Routing optimization appliances can be another quick win in the bandwidth category. John Benzinger, vice president of IT for FreeMarkets in Pittsburgh, a hosted sourcing and e-commerce auction services provider, says paying less than $100,000 for one such device from RouteScience Technologies yielded substantial cost savings, and more important, performance benefits.

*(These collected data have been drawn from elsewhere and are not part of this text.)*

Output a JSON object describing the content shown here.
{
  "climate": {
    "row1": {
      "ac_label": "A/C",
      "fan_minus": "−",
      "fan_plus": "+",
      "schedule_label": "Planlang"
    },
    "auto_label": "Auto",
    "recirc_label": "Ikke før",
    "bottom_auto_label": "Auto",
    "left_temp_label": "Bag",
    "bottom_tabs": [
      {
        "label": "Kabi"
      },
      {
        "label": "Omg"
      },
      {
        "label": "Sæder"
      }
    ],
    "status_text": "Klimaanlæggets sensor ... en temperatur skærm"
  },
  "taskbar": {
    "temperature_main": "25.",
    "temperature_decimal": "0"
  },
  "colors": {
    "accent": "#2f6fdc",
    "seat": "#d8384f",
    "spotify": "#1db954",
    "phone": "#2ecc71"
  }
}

The appliance, which identifies optimal network paths for return packet traffic back to customers, was easy to install and yielded a major improvement in page display times. "We had it installed within two days and were immediately seeing benefits," Benzinger says. "We wouldn’t have been able to provide the same level of service without it, and we also would have had to put more engineers on diagnosing end user problems."
Both Tyler and Benzinger advise CIOs to test bandwidth optimization solutions thoroughly before deploying them, however. The best of these devices can be put in listen-only mode so that staffers can evaluate their compression and routing recommendations, and likely bandwidth savings, before anything gets put into production. "Prove it to me. I want to experience it," says Tyler.
Fenwick and West’s Kesner, who also deployed a Peribit system, had similar advice: "Look under the hood, test it like crazy, and make sure it really works."
Talk About Savings
In addition to data savings, it’s also possible to find quickly cuttable costs in telecom space. Kesner, for example, deployed a Cisco software-based VPN application for 700 employees for $30,000. "It’s been a huge hit for us," Kesner says, "well out of proportion to the cost."